Loading...
Loading...
ابن مالك
Jamal ad-Din Muhammad ibn Abdullah ibn Malik at-Ta'i (600-672 H / 1204-1274 M) adalah seorang ahli nahwu asal Andalusia yang mengarang qasidah didaktis paling masyhur tentang tata bahasa Arab dalam sejarah Islam. Lahir di Jaen, al-Andalus, beliau hijrah ke wilayah-wilayah Islam bagian timur akibat Reconquista, dan akhirnya menetap di Damaskus tempat beliau melewati tahun-tahun paling produktif dalam karier keilmuannya.
Karya agung Ibn Malik adalah al-Khulasah al-Alfiyyah (yang lazim dikenal sebagai Alfiyyat Ibn Malik), sebuah qasidah yang terdiri dari sekitar seribu bait dan mencakup kaidah-kaidah nahwu serta sharf secara menyeluruh. Format nazham yang ringkas menjadikannya sangat ideal untuk dihafal, sehingga menjadi teks tata bahasa Arab yang paling banyak dihafal dan dipelajari di seluruh dunia Islam. Qasidah ini telah menjadi objek puluhan syarah, yang paling terkenal di antaranya adalah syarah karya Ibn Aqil dan syarah karya Ibn Hisham al-Ansari. Beliau juga mengarang at-Tashil li-Fawa'id at-Tamthil, sebuah karya tata bahasa Arab yang komprehensif dalam bentuk prosa, serta al-Kafiyah ash-Shafiyah, sebuah qasidah nahwu yang lebih panjang.
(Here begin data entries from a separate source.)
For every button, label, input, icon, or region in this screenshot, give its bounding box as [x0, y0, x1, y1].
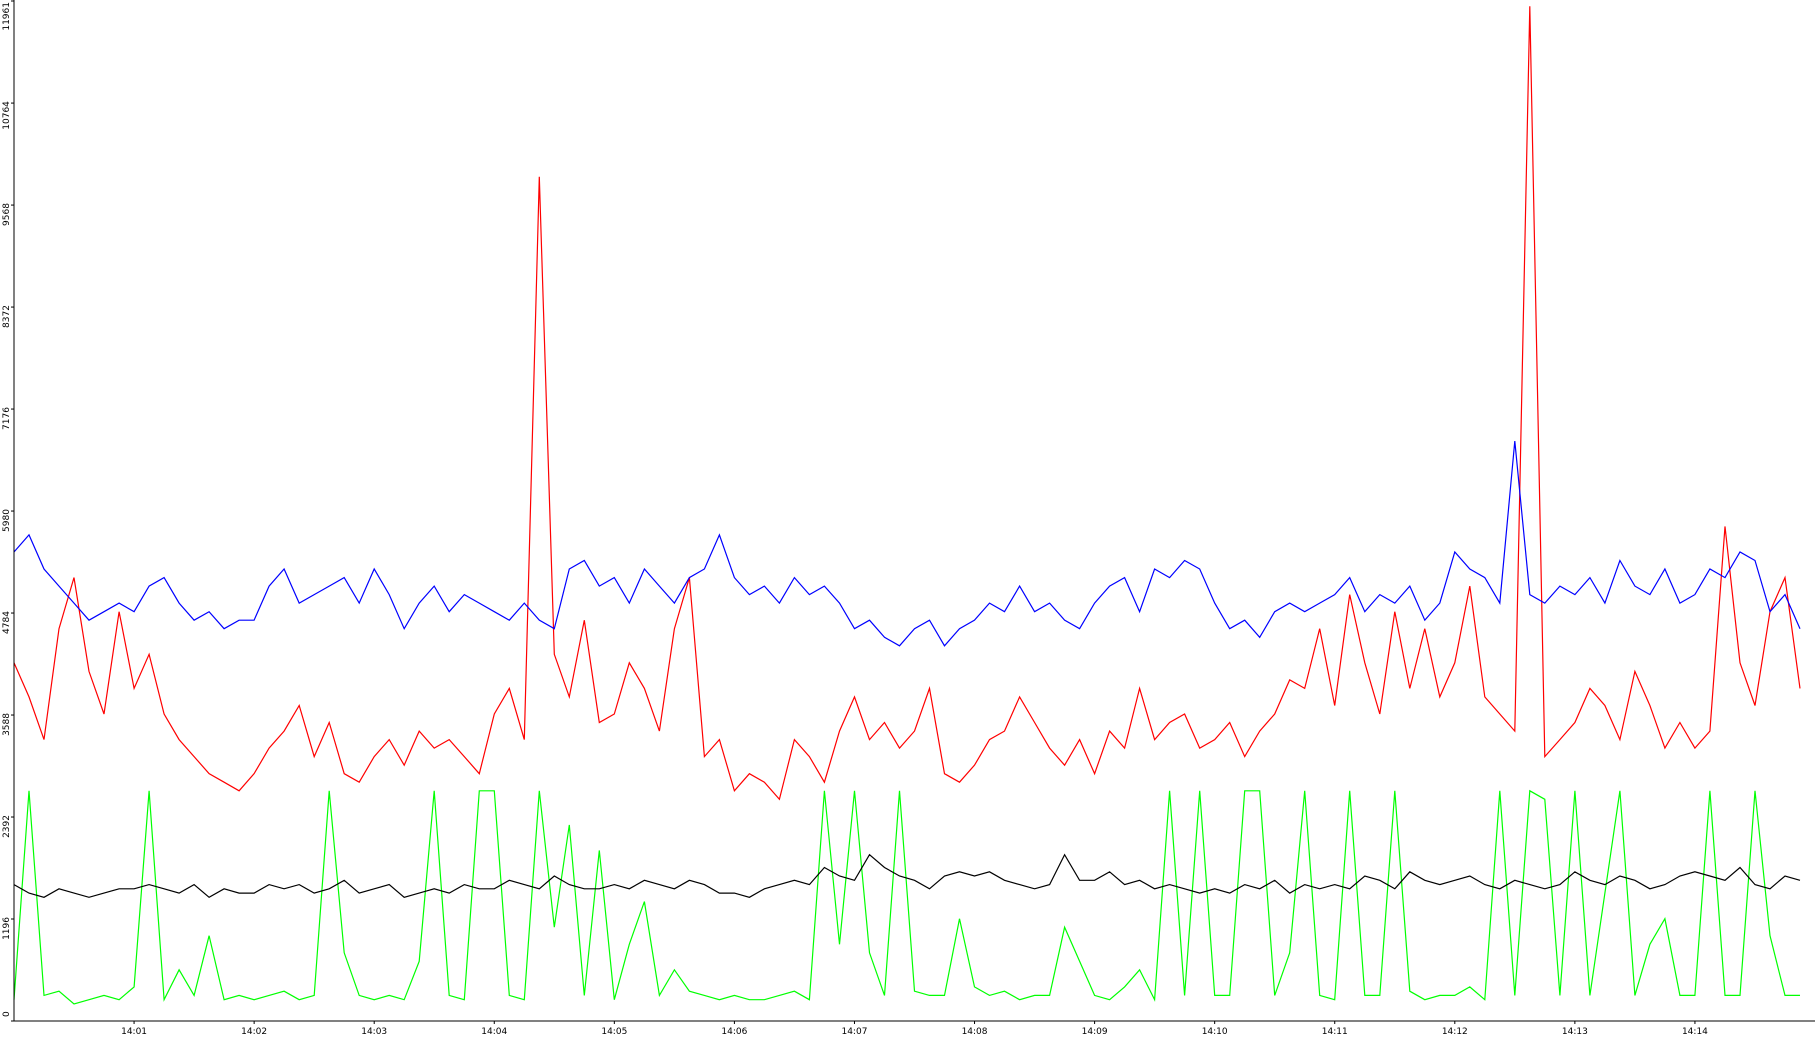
- x-tick-label: 14:07: [841, 1027, 867, 1037]
- y-tick-label: 4784: [2, 611, 12, 634]
- x-tick-label: 14:08: [962, 1027, 988, 1037]
- x-tick-label: 14:04: [481, 1027, 507, 1037]
- series-line: [13, 441, 1801, 647]
- y-tick-label: 5980: [2, 509, 12, 532]
- x-tick-label: 14:10: [1202, 1027, 1228, 1037]
- x-tick-label: 14:03: [361, 1027, 387, 1037]
- y-tick-label: 0: [2, 1011, 12, 1017]
- x-tick-label: 14:09: [1082, 1027, 1108, 1037]
- x-tick-label: 14:12: [1442, 1027, 1468, 1037]
- series-line: [13, 6, 1801, 801]
- series-line: [13, 789, 1800, 1005]
- y-tick-label: 2392: [2, 815, 12, 838]
- x-tick-label: 14:14: [1682, 1027, 1708, 1037]
- y-tick-label: 3588: [2, 713, 12, 736]
- x-tick-label: 14:02: [241, 1027, 267, 1037]
- x-tick-label: 14:13: [1562, 1027, 1588, 1037]
- y-tick-label: 9568: [2, 203, 12, 226]
- y-tick-label: 1196: [2, 917, 12, 940]
- y-tick-label: 10764: [2, 101, 12, 130]
- x-tick-label: 14:05: [601, 1027, 627, 1037]
- y-tick-label: 8372: [2, 305, 12, 328]
- y-tick-label: 7176: [2, 407, 12, 430]
- x-tick-label: 14:11: [1322, 1027, 1348, 1037]
- y-tick-label: 11961: [2, 2, 12, 31]
- x-tick-label: 14:06: [721, 1027, 747, 1037]
- series-line: [13, 853, 1801, 899]
- x-tick-label: 14:01: [121, 1027, 147, 1037]
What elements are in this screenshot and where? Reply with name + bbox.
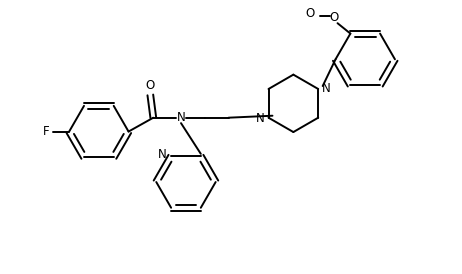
Text: N: N bbox=[158, 148, 167, 161]
Text: F: F bbox=[43, 125, 49, 138]
Text: N: N bbox=[322, 82, 331, 95]
Text: N: N bbox=[176, 111, 185, 124]
Text: N: N bbox=[255, 112, 264, 125]
Text: O: O bbox=[305, 7, 315, 20]
Text: O: O bbox=[329, 11, 339, 24]
Text: O: O bbox=[146, 79, 155, 92]
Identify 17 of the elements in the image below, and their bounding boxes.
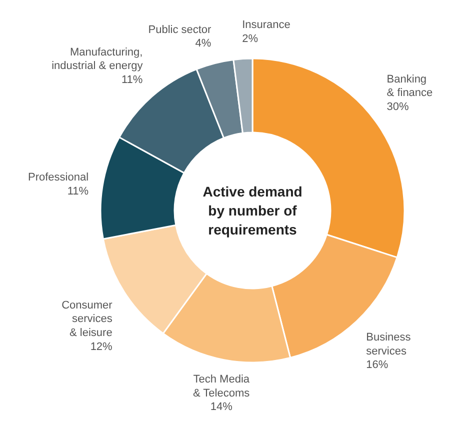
data-label: 4% — [195, 38, 212, 50]
slice-label: Manufacturing, industrial & energy — [52, 46, 144, 72]
slice-label: Tech Media & Telecoms — [192, 374, 250, 400]
text: Active demand by number of requirements — [202, 183, 302, 238]
slice-label: Consumer services & leisure — [62, 299, 113, 340]
data-label: 12% — [90, 340, 113, 353]
slice-label: Professional — [28, 172, 89, 184]
data-label: 14% — [210, 401, 233, 414]
slice-label: Banking & finance — [386, 73, 433, 100]
data-label: 11% — [122, 74, 143, 86]
slice-label: Business services — [366, 332, 412, 358]
data-label: 30% — [386, 100, 410, 113]
data-label: 2% — [242, 32, 258, 45]
data-label: 16% — [366, 359, 388, 372]
slice-label: Insurance — [242, 19, 290, 32]
data-label: 11% — [67, 185, 89, 198]
slice-label: Public sector — [148, 24, 212, 36]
Ibn Malik memiliki keistimewaan dalam kesediaannya mengambil dalil dari ragam syair dan prosa Arab yang lebih luas dibandingkan kebanyakan ahli nahwu, termasuk para penyair mutakhir yang tidak diterima sebagai otoritas oleh mazhab Basrah maupun Kufah. Luasnya cakupan dalil ini terkadang menuai kritik dari kalangan puritan, namun justru memperkaya contoh-contoh yang tersedia untuk penjelasan kaidah nahwu. Beliau wafat di Damaskus pada tahun 672 H (1274 M). Alfiyyah-nya telah menjadi tulang punggung pendidikan tata bahasa Arab selama lebih dari tujuh abad dan hingga kini masih terus dihafal oleh para penuntut ilmu bahasa Arab di seluruh dunia Islam.